Łatwo go poznać po ubarwieniu: po oliwkowobrązowej głowie i grzbiecie, rudawej piersi, szyi i czole oraz po białawym podbrzuszu. Ten przysadzisty ptaszek, długi na 14 centymetrów, zawsze jest czujny. Stoi zawadiacko wyprostowany. Nic dziwnego, że w 1961 roku rudzika wybrano na ptaka narodowego Wielkiej Brytanii.
Brytyjski rudzik (po angielsku robin) jest mniejszy od swego amerykańskiego krewniaka, drozda wędrownego, którego pierwsi koloniści angielscy też nazwali robin. Rudzik odznacza się jednak wyjątkowym temperamentem.

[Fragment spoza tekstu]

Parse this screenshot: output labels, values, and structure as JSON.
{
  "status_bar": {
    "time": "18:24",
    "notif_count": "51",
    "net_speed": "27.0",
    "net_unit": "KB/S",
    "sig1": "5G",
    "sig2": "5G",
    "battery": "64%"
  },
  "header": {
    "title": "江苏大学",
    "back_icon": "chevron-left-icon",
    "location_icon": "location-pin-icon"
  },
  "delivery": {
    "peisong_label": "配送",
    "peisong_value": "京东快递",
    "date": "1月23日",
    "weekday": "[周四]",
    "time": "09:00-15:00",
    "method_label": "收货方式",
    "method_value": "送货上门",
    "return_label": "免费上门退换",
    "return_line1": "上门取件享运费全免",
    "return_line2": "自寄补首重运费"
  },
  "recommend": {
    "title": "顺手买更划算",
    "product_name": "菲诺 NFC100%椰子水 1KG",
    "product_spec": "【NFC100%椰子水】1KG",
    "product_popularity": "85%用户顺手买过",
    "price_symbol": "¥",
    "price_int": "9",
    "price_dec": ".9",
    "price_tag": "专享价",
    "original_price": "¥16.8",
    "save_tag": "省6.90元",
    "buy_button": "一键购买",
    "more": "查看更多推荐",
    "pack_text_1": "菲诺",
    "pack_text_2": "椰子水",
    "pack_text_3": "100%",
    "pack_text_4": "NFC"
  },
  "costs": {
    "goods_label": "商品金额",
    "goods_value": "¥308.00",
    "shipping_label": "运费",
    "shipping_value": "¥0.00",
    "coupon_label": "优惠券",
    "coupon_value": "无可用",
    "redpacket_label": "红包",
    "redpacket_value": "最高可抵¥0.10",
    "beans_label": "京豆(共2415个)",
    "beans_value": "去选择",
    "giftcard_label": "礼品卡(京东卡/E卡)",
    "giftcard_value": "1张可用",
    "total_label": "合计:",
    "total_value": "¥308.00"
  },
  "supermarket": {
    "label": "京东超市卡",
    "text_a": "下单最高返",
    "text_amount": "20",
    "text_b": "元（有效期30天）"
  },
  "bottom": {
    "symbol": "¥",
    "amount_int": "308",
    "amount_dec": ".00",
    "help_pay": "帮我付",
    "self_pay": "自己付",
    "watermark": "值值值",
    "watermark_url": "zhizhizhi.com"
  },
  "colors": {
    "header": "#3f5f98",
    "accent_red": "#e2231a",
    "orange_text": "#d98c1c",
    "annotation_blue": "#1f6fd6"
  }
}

Kiedy w Wielkiej Brytanii nastanie jesień, rudzika najłatwiej podejrzeć w ogrodzie. Podchodzi blisko do człowieka kopiącego w ziemi i czeka, czy na powierzchni nie pojawi się jakiś robak. Gdy ogrodnik odpoczywa, ptaszek nieraz przysiądzie na łopacie, skąd może więcej zobaczyć. Czasem nawet śmiało podąża w ślad za kretem, badając świeżo usypane kopce. Jego pokarm jest urozmaicony — składa się z owadów i ich larw, a także nasion i jagód.
Ileż uciechy sprawia znalezienie gniazda rudzika! Każde uchylone okno lub drzwi szopy mogą być zaproszeniem dla samca i samiczki. Ptaszki potrafią szybko zbudować gniazdo w starej doniczce czy wyrzuconym czajniku, w zwojach drutu, a nawet w kieszeni płaszcza ogrodnika! Pomysłowość rudzików w wynajdowaniu niezwykłych miejsc na uwicie gniazda nie zna granic.
Rudzik należy do ptaków, które bardzo łatwo nauczyć jedzenia z ręki. Gdy zbliży się zima i skurczą się naturalne zapasy żywności, połóż na otwartej dłoni nieco pożywienia, na przykład kawałki sera lub kilka larw, a trochę rozłóż obok na jakimś nieruchomym przedmiocie. Ptaszek najpierw dwa lub trzy razy poczęstuje się z tego drugiego „stołu”, a w końcu odważy się skubnąć z twojej wyciągniętej dłoni. Być może nigdy na niej nie usiądzie, ale od tego czasu zaprzyjaźni się z tobą na zawsze. Kiedy wiosną powróci, okaże się, że dalej cię pamięta i że ty także nie zapomniałeś swego przyjaciela, rudzika!